I'm not so smart, but I hike real good. That is to say, I not only climbed to the top of Diamond Head, but walked to its base, as well. Funny things, mountains, the way they always look so close. The previous shot is from the ascent, which was not arduous compared to any number of other high places I like to regularly locomote myself up to, around the Bay Area, in times of more glowing health. I'm just coming to find that I seem to have poor skills for being sick.The main drag here (Kalakaua Ave.) pretty much leads straight to the mountain, and presents a couple of nice landmarks on the way: the venerable Sheraton Moana Surfrider hotel, and the imposing bronze avatar of Duke Kahanamoku, "Father of International Surfing." I also passed an establishment billing itself as "Cheeseburger in Paradise," hammering home the notion I've been getting that Hawai'i is truly the place where the ideal is endeavored mightily to be made real.

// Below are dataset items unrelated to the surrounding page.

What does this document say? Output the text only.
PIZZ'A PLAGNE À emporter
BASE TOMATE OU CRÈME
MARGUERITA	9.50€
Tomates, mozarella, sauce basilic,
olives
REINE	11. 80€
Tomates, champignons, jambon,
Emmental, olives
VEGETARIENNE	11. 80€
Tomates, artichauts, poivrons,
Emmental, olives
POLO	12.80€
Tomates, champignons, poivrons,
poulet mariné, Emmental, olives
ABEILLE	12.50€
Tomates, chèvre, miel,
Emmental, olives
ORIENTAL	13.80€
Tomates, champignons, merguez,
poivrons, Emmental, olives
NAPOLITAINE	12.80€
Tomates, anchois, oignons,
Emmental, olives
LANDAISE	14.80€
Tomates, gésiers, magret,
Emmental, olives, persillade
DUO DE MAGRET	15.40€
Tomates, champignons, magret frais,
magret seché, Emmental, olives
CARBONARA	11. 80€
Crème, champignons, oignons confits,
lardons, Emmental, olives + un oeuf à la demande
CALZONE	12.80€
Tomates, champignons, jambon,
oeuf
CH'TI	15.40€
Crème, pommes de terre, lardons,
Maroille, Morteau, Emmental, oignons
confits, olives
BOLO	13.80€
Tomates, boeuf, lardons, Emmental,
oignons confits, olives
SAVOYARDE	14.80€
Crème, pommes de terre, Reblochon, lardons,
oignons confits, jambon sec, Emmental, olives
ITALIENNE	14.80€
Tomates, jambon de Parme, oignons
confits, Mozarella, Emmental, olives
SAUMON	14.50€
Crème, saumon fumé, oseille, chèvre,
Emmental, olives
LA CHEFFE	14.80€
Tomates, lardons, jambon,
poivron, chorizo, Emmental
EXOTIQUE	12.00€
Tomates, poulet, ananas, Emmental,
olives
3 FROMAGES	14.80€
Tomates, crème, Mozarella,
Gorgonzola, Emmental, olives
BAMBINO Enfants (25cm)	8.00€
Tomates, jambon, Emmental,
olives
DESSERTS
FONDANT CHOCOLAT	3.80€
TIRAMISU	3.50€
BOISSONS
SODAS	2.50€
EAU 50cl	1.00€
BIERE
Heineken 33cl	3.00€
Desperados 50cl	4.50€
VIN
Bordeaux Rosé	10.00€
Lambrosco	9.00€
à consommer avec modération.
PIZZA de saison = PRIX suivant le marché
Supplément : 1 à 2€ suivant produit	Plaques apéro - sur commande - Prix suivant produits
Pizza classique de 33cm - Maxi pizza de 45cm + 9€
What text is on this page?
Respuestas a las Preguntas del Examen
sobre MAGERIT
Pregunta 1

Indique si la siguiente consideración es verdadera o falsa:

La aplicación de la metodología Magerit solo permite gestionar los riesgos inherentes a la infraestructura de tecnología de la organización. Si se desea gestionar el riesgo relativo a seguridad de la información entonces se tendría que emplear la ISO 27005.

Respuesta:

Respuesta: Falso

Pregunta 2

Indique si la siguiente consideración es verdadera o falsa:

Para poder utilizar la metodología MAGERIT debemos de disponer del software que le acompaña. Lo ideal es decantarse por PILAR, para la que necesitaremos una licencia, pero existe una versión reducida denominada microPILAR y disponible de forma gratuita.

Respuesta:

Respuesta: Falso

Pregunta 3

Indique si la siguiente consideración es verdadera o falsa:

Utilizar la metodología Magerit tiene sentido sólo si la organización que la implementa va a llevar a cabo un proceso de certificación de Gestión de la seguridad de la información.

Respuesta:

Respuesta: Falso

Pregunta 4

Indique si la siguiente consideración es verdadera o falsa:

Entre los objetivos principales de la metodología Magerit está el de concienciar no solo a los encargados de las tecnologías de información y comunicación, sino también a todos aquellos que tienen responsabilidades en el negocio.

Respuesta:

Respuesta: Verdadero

Out of town, past the Honolulu Zoo, and another mile and a half or so to the trailhead. I'd already read that part of the ascent to the summit is through unlit tunnels and treacherous stairs. At the trailhead, an entrepreneurial type tried to sell me a flourescent shithouse plastic flashlight; I cackled dismissively in response, smugly patting my black steel mini-maglight in belt nylon. (God, I love gear.)
The climb took an hour, and running on 1.5 cylinders as I was, even the waif Japanese tourist chicks in glitter platform shoes were outpacing me, insouciantly swinging Hello Kitty bags and ignoring my awkward solicitations as they passed on the inside lane. Still, I got to the top and can prove it, and here's what it looked like from the backside and from the front.
It rains here sometimes; frequently, actually, in these pleasant little gentle unheralded misty sprinklings from nowhere, blowing in under lone clouds which are on their way out to sea, a local meteorological pecadillo which I'm surprising myself by finding endearing. One of them made this rainbow on my way down.
All out, I caught a cab back to Waikiki.
Monday night, I cashed in the little "Harbor Dinner Cruise" ticket part of my conference package, and got to see Honolulu at night from the water. Tuesday I got on with the gig (and by the way, I'm never again accepting one of these speaking slots where there are three guys in an hour, and you're third, and after the first two interminably insufferable bastards get off, you're left with six minutes to speak, thinking about your second calling as an auctioneer), and immediately took up residence by the poolside bar, sipping $6 non-alcoholic slushy drinks with big wedges of pineapple in them. Wednesday (today) I'm 28 for the last time ever. Tomorrow the conference ends. Friday is free, and I'm thinking about a snorkling jaunt to Hanauma Bay, on the East Coast; I should also probably check out downtown Honolulu. But I'm trying for once to not guilt myself into undue activity.
Tonight I feel better, and that feels really good. I miss my family; and I think with a really very humble gratitude about my friends; and in the miracle turn of the week, I find myself looking forward to next week being able to go back to doing what is historically my least favorite thing in life, namely working for a living. (Knock on wood, and 10mg prednisone tablets). There are all these little blessings hidden in these things for us.
Like, for instance, where I stop writing (read: turn off the sap spicket) now. 8^) Good night all.
Michael
P.S. In the "On-Cue Illustrations of God's Master Plans For Blessings" Department: as I proofread this dispatch, the phone chirped and on the other end was my Englishwoman friend Alison Henry. She has been in New York on holiday this week (each of us unfortunately heading ~4000 miles west at the exact same time), and called to say happy birthdayand to note that she succumbed to my exhortations that she get together with my sister Erin while in Manhattan. (Erin is a sophomore at Fordham, and she just had a birthday as well, and I was very keen to treat her and Ali to a night on the town together, if possible.) Tonight, the two went to a show, and out for cocktails, and got along famously, and it was just about the nicest birthday present to hear that they did. (Whence this gratification that comes from introducing world-beating, stupendously wonderful people to one another? I guess maybe it has something to do with sharing the gift of the acquaintance of each one, with the other; that is, you get to give each the great gift (in your mind at least) of knowing the other.) "Erin is so completely lovely, and we had a such a good time; I wish you had been there," noted Ali. "I feel utterly as if I were," smiled I in response.